- Location: South Dakota, United States
- Nearest city: Madison, SD
- Coordinates: 44°11′30″N 96°56′57″W﻿ / ﻿44.19167°N 96.94917°W
- Area: 129,700 acres (52,500 ha)
- Established: 1962
- Governing body: U.S. Fish and Wildlife Service
- Website: Madison Wetland Management District

= Madison Wetland Management District =

Wetland management district in South Dakota, U.S.
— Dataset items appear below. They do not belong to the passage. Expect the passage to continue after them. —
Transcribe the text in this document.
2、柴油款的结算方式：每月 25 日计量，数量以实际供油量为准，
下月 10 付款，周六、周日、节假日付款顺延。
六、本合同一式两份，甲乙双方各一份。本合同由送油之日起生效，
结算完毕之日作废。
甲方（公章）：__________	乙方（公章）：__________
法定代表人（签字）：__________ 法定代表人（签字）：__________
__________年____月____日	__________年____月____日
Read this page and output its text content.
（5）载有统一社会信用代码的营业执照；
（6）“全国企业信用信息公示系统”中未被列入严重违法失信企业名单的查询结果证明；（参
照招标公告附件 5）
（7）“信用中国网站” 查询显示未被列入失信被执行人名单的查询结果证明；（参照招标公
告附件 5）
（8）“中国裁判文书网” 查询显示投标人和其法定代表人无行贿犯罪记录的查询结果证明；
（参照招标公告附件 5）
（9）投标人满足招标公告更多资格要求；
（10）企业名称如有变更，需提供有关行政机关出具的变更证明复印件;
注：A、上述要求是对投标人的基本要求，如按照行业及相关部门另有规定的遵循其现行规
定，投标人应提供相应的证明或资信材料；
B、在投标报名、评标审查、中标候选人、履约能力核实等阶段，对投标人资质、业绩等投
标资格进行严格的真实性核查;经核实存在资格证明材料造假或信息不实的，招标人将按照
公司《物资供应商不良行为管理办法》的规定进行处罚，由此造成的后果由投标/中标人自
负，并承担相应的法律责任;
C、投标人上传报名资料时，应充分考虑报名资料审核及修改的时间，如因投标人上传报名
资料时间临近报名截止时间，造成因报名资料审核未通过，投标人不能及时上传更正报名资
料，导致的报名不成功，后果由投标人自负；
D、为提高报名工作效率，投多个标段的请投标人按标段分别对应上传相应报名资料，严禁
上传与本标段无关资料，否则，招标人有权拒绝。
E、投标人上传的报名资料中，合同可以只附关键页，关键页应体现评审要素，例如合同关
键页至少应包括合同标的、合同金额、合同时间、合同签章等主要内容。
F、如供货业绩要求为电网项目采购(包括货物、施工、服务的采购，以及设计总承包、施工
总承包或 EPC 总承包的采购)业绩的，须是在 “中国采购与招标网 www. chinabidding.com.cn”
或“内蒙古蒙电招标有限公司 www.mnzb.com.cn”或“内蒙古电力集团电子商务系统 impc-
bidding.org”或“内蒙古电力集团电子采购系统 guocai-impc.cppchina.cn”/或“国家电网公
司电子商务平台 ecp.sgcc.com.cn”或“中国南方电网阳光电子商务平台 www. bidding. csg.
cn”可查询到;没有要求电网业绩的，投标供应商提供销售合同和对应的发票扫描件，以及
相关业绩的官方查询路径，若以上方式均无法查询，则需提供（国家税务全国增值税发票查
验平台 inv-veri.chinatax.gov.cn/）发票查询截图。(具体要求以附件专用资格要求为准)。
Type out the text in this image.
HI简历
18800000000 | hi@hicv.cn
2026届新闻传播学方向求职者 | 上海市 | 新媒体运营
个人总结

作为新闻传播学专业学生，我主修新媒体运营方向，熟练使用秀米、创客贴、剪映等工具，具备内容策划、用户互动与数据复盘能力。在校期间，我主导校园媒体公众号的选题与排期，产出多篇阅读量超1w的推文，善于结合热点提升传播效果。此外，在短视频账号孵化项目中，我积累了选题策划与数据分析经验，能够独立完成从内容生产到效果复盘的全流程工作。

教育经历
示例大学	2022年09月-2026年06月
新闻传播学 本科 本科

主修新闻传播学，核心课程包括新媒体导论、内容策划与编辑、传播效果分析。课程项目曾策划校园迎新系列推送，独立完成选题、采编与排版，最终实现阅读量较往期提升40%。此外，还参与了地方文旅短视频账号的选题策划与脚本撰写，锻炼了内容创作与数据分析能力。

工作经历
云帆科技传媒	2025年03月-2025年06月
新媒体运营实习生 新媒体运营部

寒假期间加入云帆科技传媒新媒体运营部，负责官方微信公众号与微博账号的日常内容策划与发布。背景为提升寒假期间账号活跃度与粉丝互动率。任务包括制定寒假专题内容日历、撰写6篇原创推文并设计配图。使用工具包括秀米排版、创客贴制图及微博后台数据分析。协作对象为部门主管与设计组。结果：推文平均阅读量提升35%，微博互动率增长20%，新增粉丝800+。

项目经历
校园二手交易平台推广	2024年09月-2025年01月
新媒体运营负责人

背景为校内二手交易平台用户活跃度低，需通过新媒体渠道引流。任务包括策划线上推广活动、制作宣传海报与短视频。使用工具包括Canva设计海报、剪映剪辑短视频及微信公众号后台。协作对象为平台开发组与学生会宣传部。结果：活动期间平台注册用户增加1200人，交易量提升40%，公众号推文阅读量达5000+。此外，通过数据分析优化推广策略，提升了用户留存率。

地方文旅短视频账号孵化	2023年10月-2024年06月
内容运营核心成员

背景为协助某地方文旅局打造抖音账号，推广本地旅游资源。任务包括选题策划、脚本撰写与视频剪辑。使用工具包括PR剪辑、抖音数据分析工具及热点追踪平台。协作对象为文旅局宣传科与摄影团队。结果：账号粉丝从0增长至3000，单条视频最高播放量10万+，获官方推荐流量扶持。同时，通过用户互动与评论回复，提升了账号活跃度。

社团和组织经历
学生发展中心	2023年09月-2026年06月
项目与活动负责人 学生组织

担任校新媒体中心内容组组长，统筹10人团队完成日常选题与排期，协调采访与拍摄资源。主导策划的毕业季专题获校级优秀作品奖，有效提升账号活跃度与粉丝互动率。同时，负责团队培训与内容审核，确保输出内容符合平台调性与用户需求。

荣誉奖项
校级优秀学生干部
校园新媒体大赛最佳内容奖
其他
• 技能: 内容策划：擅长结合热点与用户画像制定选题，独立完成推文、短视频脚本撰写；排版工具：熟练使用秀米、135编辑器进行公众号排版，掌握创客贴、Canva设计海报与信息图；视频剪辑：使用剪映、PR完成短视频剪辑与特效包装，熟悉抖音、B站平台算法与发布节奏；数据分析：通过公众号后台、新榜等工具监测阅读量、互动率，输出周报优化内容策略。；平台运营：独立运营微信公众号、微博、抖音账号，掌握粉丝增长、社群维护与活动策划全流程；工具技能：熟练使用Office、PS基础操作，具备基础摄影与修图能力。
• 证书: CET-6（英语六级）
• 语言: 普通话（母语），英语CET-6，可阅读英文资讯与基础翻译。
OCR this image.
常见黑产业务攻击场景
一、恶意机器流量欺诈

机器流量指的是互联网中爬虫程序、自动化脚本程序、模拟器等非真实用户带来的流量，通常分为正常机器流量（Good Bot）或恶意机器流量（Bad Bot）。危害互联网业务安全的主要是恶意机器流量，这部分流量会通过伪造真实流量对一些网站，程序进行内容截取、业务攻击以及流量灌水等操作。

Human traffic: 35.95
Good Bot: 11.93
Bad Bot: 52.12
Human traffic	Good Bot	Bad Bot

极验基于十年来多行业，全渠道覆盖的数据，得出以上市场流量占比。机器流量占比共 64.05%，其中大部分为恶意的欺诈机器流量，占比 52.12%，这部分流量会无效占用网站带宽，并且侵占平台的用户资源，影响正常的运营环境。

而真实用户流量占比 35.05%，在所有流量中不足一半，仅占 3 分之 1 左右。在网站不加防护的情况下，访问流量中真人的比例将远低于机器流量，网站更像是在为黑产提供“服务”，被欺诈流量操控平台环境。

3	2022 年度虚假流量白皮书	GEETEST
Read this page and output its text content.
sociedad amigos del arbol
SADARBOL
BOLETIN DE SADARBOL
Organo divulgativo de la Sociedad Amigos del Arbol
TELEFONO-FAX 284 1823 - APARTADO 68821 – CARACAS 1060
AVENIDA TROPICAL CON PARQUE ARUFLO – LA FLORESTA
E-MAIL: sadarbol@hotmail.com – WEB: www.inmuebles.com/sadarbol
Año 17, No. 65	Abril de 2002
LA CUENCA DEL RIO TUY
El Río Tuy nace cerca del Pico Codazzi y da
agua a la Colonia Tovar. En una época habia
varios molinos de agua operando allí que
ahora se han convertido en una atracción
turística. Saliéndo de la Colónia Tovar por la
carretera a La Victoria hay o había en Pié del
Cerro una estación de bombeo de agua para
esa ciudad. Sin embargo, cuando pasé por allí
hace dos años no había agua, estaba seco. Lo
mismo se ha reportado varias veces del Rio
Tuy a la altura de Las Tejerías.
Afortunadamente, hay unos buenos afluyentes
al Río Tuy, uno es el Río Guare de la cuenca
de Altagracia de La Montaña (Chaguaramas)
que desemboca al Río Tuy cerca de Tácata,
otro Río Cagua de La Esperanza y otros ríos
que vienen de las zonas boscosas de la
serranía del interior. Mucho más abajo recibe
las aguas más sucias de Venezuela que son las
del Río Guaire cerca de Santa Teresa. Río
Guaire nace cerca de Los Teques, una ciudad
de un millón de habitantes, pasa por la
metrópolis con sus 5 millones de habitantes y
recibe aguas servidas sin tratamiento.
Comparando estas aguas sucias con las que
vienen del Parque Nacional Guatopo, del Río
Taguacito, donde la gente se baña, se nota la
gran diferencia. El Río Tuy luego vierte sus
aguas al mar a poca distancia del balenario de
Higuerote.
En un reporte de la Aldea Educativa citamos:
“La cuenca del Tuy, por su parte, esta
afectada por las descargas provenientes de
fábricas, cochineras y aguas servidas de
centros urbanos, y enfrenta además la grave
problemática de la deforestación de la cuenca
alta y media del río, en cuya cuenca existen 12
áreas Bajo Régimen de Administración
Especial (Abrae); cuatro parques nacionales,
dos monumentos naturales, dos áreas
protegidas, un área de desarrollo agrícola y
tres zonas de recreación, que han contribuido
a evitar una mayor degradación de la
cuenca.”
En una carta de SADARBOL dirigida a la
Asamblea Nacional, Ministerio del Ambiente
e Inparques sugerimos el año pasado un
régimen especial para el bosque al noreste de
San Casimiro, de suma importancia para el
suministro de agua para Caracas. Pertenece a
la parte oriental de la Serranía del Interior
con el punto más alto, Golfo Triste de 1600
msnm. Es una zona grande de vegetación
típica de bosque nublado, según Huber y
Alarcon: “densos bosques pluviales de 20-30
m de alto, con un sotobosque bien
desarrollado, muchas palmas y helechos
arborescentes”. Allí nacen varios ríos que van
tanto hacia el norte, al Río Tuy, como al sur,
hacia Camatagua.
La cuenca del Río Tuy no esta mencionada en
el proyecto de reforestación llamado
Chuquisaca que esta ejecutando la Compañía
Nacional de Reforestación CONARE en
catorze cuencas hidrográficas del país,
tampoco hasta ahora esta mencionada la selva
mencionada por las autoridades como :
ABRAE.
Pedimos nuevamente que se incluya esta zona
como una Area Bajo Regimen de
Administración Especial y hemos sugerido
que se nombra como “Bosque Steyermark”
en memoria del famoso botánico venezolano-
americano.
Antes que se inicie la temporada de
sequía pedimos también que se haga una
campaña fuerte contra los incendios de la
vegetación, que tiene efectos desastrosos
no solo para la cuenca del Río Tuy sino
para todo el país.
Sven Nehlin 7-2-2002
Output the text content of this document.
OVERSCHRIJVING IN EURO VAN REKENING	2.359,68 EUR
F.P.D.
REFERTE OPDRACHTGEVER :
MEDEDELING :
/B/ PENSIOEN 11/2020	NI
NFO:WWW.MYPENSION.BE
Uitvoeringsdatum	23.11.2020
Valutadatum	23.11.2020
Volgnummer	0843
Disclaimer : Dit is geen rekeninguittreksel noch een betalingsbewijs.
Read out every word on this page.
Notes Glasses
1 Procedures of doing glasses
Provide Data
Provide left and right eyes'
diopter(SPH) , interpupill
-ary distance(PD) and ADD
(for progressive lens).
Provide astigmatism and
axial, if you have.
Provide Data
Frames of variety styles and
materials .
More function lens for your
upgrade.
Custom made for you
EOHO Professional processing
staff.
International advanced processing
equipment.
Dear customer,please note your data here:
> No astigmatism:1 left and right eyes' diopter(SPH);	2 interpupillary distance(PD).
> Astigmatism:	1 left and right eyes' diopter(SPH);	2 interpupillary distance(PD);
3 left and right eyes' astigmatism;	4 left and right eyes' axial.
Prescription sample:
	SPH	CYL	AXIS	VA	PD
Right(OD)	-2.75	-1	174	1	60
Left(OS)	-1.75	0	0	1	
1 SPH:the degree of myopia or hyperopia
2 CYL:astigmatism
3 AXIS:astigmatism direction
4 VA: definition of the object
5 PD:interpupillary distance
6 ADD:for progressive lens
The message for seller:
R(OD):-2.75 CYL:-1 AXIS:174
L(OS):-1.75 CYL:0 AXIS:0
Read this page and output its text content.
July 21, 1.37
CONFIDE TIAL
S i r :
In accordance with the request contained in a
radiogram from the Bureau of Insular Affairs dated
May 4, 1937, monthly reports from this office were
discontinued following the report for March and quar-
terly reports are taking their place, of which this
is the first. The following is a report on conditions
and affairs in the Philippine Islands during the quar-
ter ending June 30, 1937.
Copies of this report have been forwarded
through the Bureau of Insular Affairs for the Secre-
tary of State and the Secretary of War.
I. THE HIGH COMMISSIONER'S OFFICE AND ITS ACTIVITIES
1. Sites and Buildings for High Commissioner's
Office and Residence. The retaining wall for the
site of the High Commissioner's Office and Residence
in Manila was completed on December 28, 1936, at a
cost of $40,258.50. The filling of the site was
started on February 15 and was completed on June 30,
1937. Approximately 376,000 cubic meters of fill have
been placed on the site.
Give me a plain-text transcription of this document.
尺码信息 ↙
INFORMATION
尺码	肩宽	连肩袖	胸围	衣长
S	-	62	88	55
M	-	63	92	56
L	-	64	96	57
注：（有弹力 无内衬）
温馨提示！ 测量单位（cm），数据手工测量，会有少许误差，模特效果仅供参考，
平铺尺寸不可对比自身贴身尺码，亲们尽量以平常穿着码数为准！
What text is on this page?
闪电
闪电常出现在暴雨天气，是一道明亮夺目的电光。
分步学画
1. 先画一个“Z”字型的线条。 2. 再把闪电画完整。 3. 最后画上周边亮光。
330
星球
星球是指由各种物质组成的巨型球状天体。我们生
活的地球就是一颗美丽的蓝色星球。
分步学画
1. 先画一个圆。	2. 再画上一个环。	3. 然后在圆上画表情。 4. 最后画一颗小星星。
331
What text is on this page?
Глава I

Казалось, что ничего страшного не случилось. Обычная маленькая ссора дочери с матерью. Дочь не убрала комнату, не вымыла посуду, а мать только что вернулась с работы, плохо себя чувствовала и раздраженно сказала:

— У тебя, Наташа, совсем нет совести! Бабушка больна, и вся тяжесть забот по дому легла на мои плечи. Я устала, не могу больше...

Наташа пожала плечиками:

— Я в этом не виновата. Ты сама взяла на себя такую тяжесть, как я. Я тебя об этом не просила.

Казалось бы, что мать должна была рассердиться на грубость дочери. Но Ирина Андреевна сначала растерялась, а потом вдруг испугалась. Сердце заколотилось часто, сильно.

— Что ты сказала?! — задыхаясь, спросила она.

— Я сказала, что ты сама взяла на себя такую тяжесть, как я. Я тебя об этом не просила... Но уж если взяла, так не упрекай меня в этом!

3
Madison Wetland Management District is located in the U.S. state of South Dakota and includes 129,700 acres (524 km^{2}). 38,500 acres (155 km^{2}) is owned by the U.S. Government while the remaining area is protected through easements in agreement with the state and other entities. The refuge is managed by the U.S. Fish and Wildlife Service. The wetlands are a part of the Prairie Pothole Region, well known to be an outstanding natural resource area that is vital for migratory bird species. As the Great Plains were being plowed under, conservationists groups worked towards ensuring wetlands would be preserved to protect these areas. Now known as Waterfowl Production Areas, preservation of this region helps to ensure a sustainable population of hundreds of migratory bird species and other plant and animal species dependent on this ecosystem.

The refuge allows fishing and hunting in limited areas and in season.